2022-03-02 09:28:42
Wojciech Staniec
Pięć meczów w jedenaście dni. Sabate: zawodnicy nie są maszynami
Orlen Wisła pokonała we wtorek we własnej hali Tatrana Preszów. Jednak to zwycięstwo nie było aż tak przekonujące jak to na Słowacji.
Przed tygodniem Orlen Wisłą rozbiła na wyjeździe Tatrana. W rewanżu wszyscy spodziewali się, że płocczanie znów wysoko ograją przeciwnika. Zawodnicy z Preszowa w Płocku zagrali jednak bardzo ambitnie, po pierwszej połowie nawet prowadzili, ale ostatecznie Nafciarze wygrali 33.29.
- Gratulacje dla Tatrana, bo zagrali bardzo dobrze. Zdawaliśmy sobie sprawę, że to spotkanie będzie trudniejsze od tego w Preszowie. Nie mogę mieć pretensji do swoich zawodników, bo to był piąty mecz w jedenaście dni. Zawodnicy nie są maszynami, włożyli dużo wysiłku w to spotkanie. Nie mogę mieć do nich pretensji, pomimo, że pierwsza połowa nie wyglądała tak jak powinna. Po zmianie stron zagraliśmy lepiej. Należy docenić wysiłek zawodników, nasz kalendarz jest napięty, ale radzimy sobie jakoś, pomimo, że pojawiły się w zeszłym tygodniu kontuzje. Za ten mecz chciałbym wyróżnić Dimę Żytnikowa i Sergieja Kosorotova, bo obaj zagrali dobre zawody - powiedział trener Orlen Wisły, Xavi Sabate.

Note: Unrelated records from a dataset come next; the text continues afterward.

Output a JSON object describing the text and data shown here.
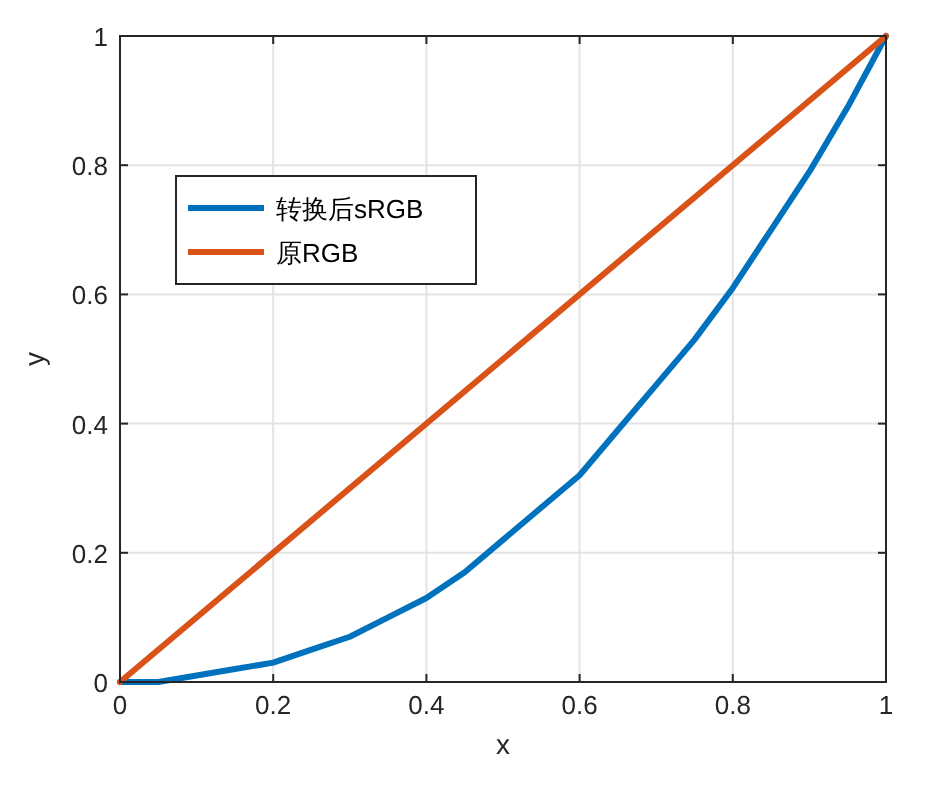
{
  "chart_data": {
    "type": "line",
    "xlabel": "x",
    "ylabel": "y",
    "xlim": [
      0,
      1
    ],
    "ylim": [
      0,
      1
    ],
    "xticks": [
      0,
      0.2,
      0.4,
      0.6,
      0.8,
      1
    ],
    "yticks": [
      0,
      0.2,
      0.4,
      0.6,
      0.8,
      1
    ],
    "grid": true,
    "legend": "top left",
    "line_style": "solid",
    "series": [
      {
        "name": "转换后sRGB",
        "color": "#0072bd",
        "x": [
          0,
          0.05,
          0.1,
          0.15,
          0.2,
          0.25,
          0.3,
          0.35,
          0.4,
          0.45,
          0.5,
          0.55,
          0.6,
          0.65,
          0.7,
          0.75,
          0.8,
          0.85,
          0.9,
          0.95,
          1
        ],
        "values": [
          0,
          0,
          0.01,
          0.02,
          0.03,
          0.05,
          0.07,
          0.1,
          0.13,
          0.17,
          0.22,
          0.27,
          0.32,
          0.39,
          0.46,
          0.53,
          0.61,
          0.7,
          0.79,
          0.89,
          1
        ]
      },
      {
        "name": "原RGB",
        "color": "#d95319",
        "x": [
          0,
          1
        ],
        "values": [
          0,
          1
        ]
      }
    ]
  }
}
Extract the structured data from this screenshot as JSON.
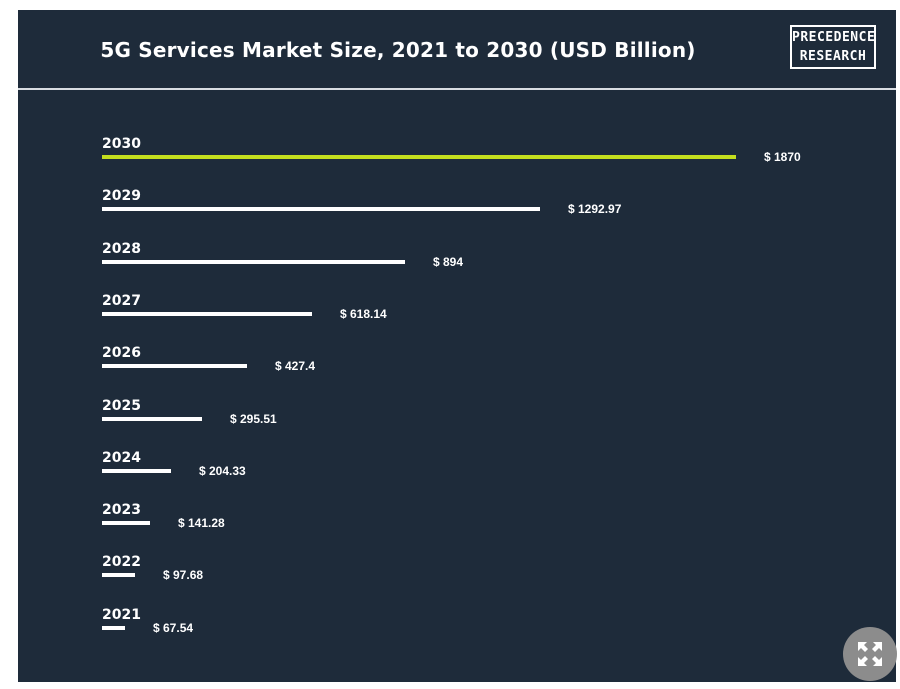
{
  "title": "5G Services Market Size, 2021 to 2030 (USD Billion)",
  "logo": {
    "line1": "PRECEDENCE",
    "line2": "RESEARCH"
  },
  "colors": {
    "background": "#1e2b3a",
    "bar": "#ffffff",
    "highlight": "#c4de1e"
  },
  "chart_data": {
    "type": "bar",
    "orientation": "horizontal",
    "title": "5G Services Market Size, 2021 to 2030 (USD Billion)",
    "categories": [
      "2030",
      "2029",
      "2028",
      "2027",
      "2026",
      "2025",
      "2024",
      "2023",
      "2022",
      "2021"
    ],
    "values": [
      1870,
      1292.97,
      894,
      618.14,
      427.4,
      295.51,
      204.33,
      141.28,
      97.68,
      67.54
    ],
    "labels": [
      "$ 1870",
      "$ 1292.97",
      "$ 894",
      "$ 618.14",
      "$ 427.4",
      "$ 295.51",
      "$ 204.33",
      "$ 141.28",
      "$ 97.68",
      "$ 67.54"
    ],
    "highlight": "2030",
    "unit": "USD Billion",
    "xlabel": "",
    "ylabel": ""
  },
  "expand_icon": "expand-icon"
}
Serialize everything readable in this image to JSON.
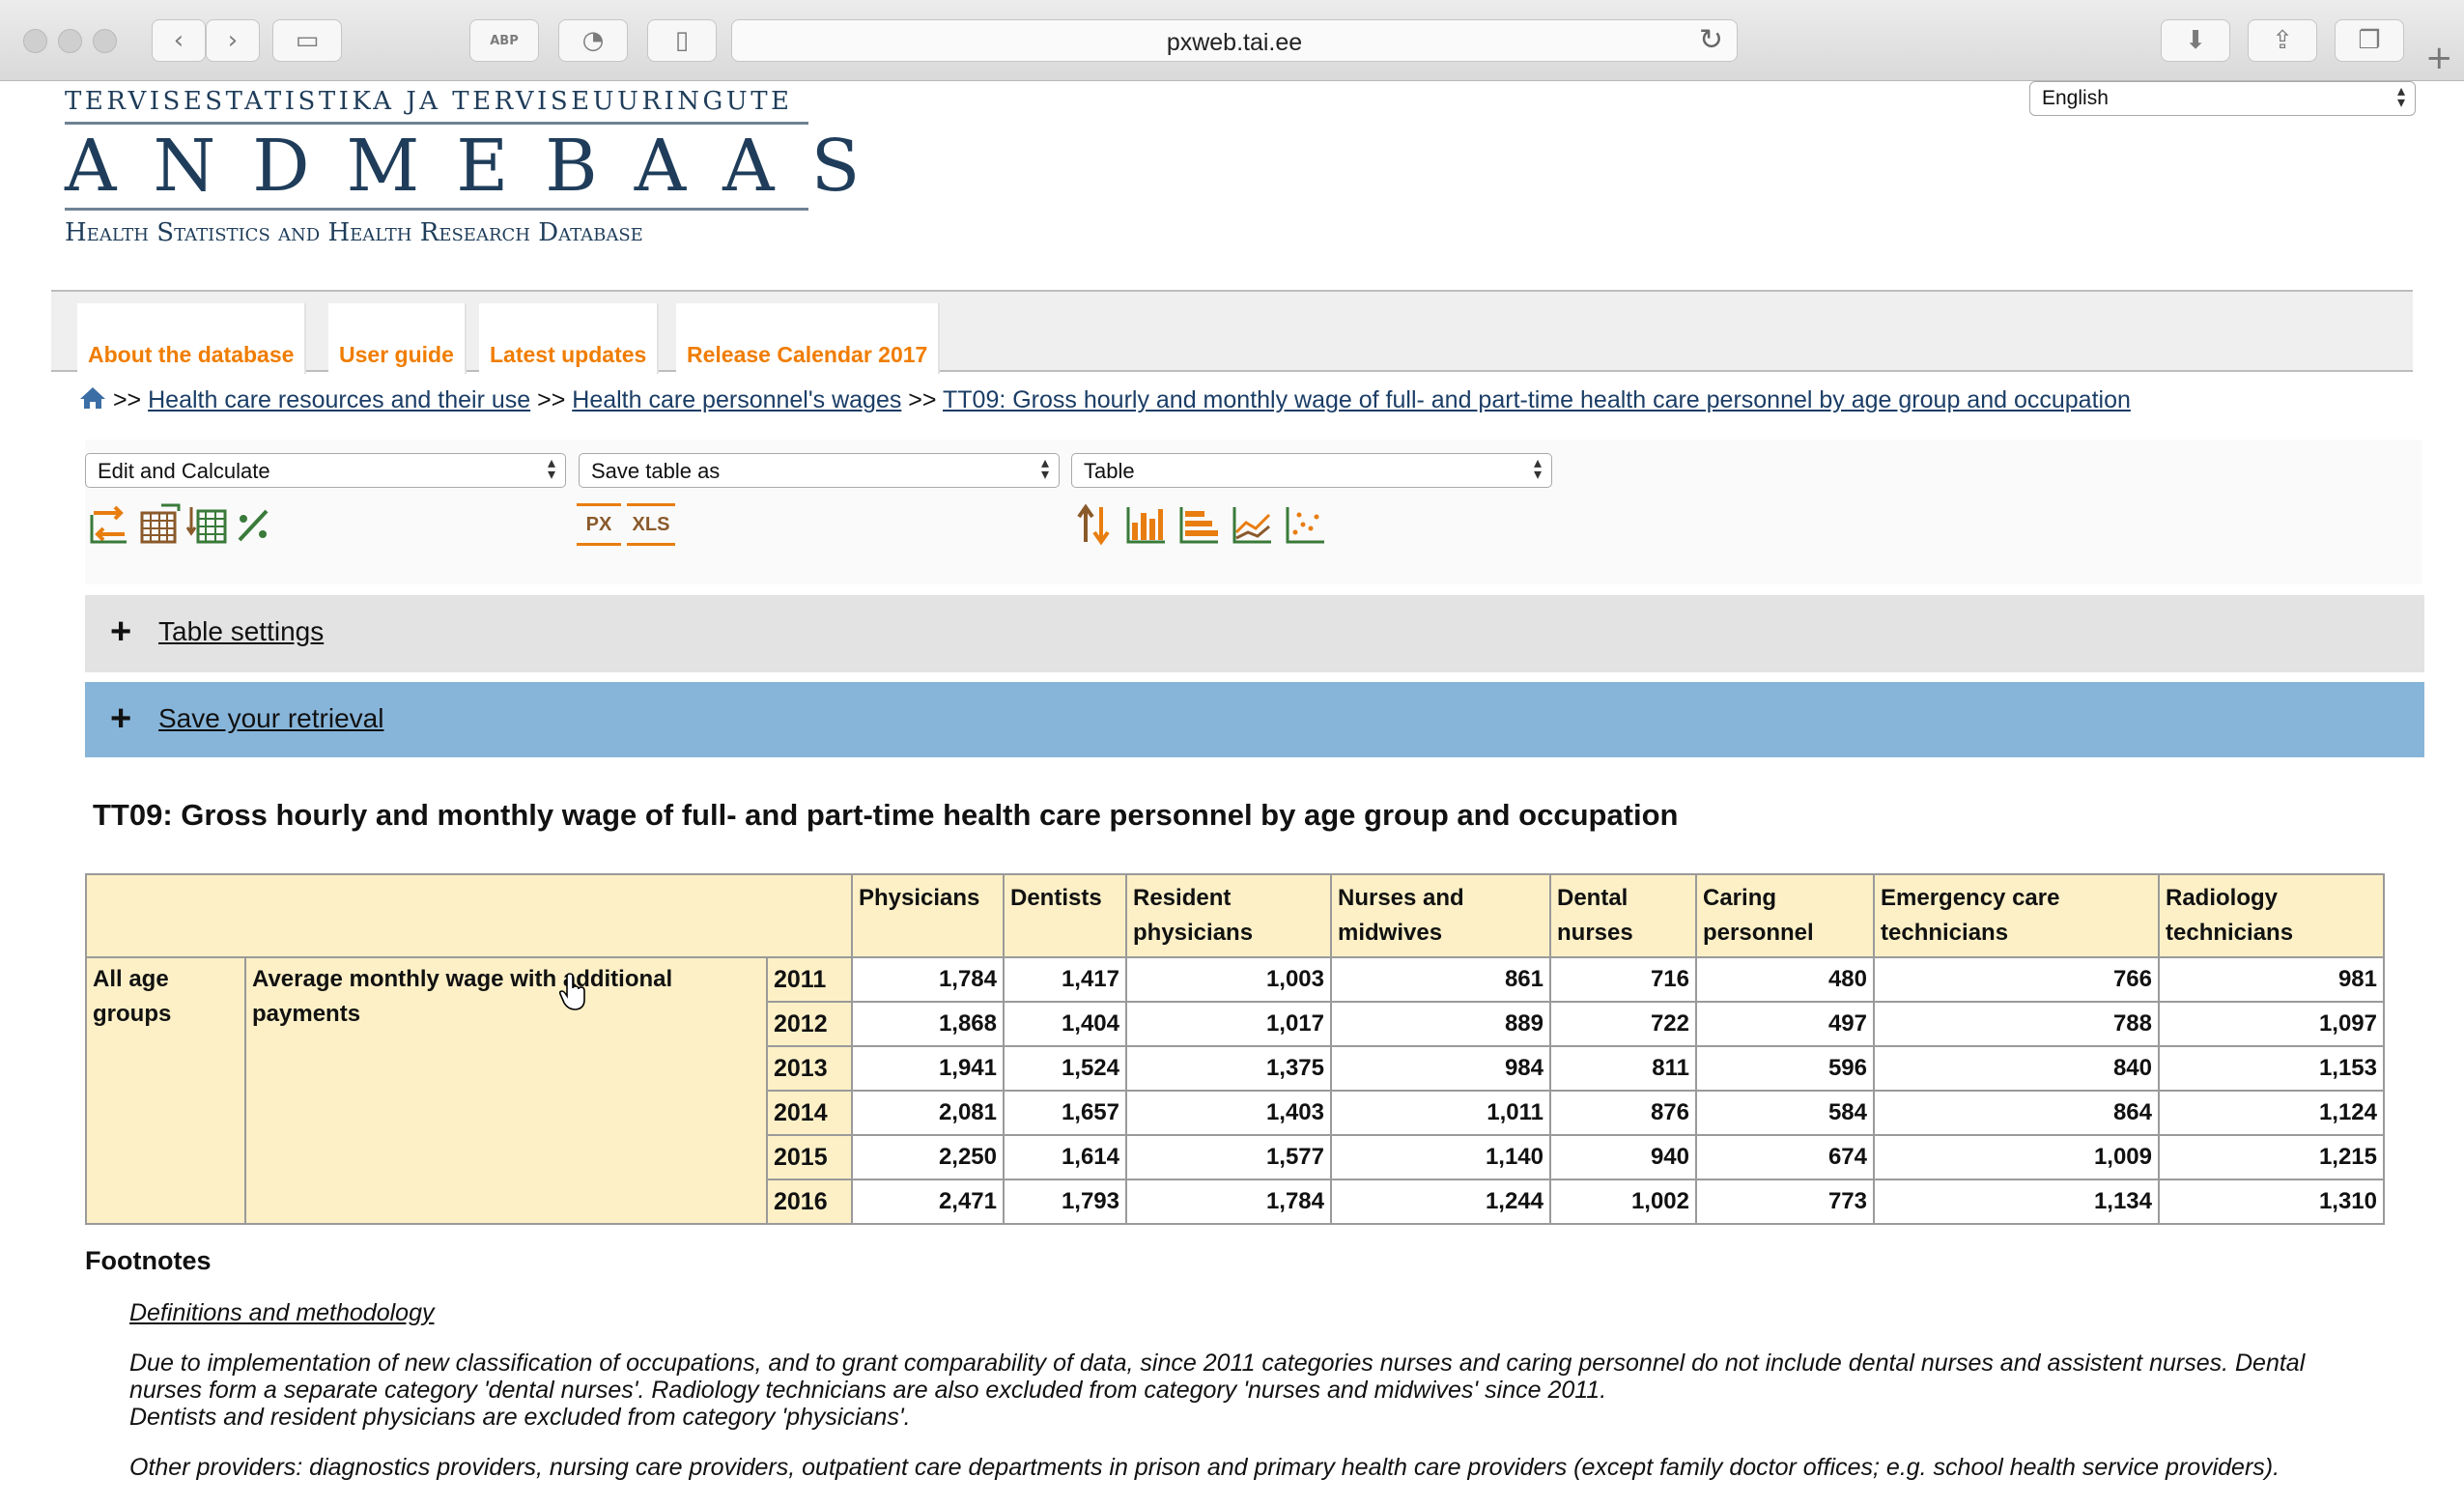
{
  "browser": {
    "url": "pxweb.tai.ee",
    "icons": [
      "back-icon",
      "forward-icon",
      "sidebar-icon",
      "adblock-icon",
      "extension-icon",
      "reader-icon",
      "reload-icon",
      "download-icon",
      "share-icon",
      "tabs-icon",
      "new-tab-icon"
    ],
    "abp_label": "ABP"
  },
  "logo": {
    "line1": "Tervisestatistika ja terviseuuringute",
    "line2": "ANDMEBAAS",
    "line3": "Health Statistics and Health Research Database"
  },
  "language": {
    "selected": "English"
  },
  "nav": {
    "tabs": [
      "About the database",
      "User guide",
      "Latest updates",
      "Release Calendar 2017"
    ]
  },
  "breadcrumb": {
    "sep": ">>",
    "items": [
      "Health care resources and their use",
      "Health care personnel's wages",
      "TT09: Gross hourly and monthly wage of full- and part-time health care personnel by age group and occupation"
    ]
  },
  "controls": {
    "edit_select": "Edit and Calculate",
    "save_select": "Save table as",
    "view_select": "Table",
    "px_label": "PX",
    "xls_label": "XLS"
  },
  "panels": {
    "table_settings": "Table settings",
    "save_retrieval": "Save your retrieval",
    "plus": "+"
  },
  "table": {
    "title": "TT09: Gross hourly and monthly wage of full- and part-time health care personnel by age group and occupation",
    "columns": [
      "Physicians",
      "Dentists",
      "Resident physicians",
      "Nurses and midwives",
      "Dental nurses",
      "Caring personnel",
      "Emergency care technicians",
      "Radiology technicians"
    ],
    "stub_age": "All age groups",
    "stub_measure": "Average monthly wage with additional payments",
    "rows": [
      {
        "year": "2011",
        "values": [
          "1,784",
          "1,417",
          "1,003",
          "861",
          "716",
          "480",
          "766",
          "981"
        ]
      },
      {
        "year": "2012",
        "values": [
          "1,868",
          "1,404",
          "1,017",
          "889",
          "722",
          "497",
          "788",
          "1,097"
        ]
      },
      {
        "year": "2013",
        "values": [
          "1,941",
          "1,524",
          "1,375",
          "984",
          "811",
          "596",
          "840",
          "1,153"
        ]
      },
      {
        "year": "2014",
        "values": [
          "2,081",
          "1,657",
          "1,403",
          "1,011",
          "876",
          "584",
          "864",
          "1,124"
        ]
      },
      {
        "year": "2015",
        "values": [
          "2,250",
          "1,614",
          "1,577",
          "1,140",
          "940",
          "674",
          "1,009",
          "1,215"
        ]
      },
      {
        "year": "2016",
        "values": [
          "2,471",
          "1,793",
          "1,784",
          "1,244",
          "1,002",
          "773",
          "1,134",
          "1,310"
        ]
      }
    ]
  },
  "footnotes": {
    "title": "Footnotes",
    "link": "Definitions and methodology",
    "note1": "Due to implementation of new classification of occupations, and to grant comparability of data, since 2011 categories nurses and caring personnel do not include dental nurses and assistent nurses. Dental nurses form a separate category 'dental nurses'. Radiology technicians are also excluded from category 'nurses and midwives' since 2011.",
    "note2": "Dentists and resident physicians are excluded from category 'physicians'.",
    "note3": "Other providers: diagnostics providers, nursing care providers, outpatient care departments in prison and primary health care providers (except family doctor offices; e.g. school health service providers)."
  },
  "colors": {
    "accent_orange": "#f07d00",
    "panel_blue": "#87b5da",
    "header_yellow": "#fdf0c6",
    "logo_navy": "#1f3d5a"
  }
}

- To był inny mecz niż to w Preszowie. Tatran zagrał dużo lepiej zarówno w obronie, jak i w ataku. W pierwszej połowie sprawił nam trochę problemów. W drugiej połowie pokazaliśmy doświadczenie, jakość i mieliśmy więcej rotacji w składzie. To dało nam te dwa punkty - przyznał skrzydłowy płockiego zespołu, Lovro Mihić.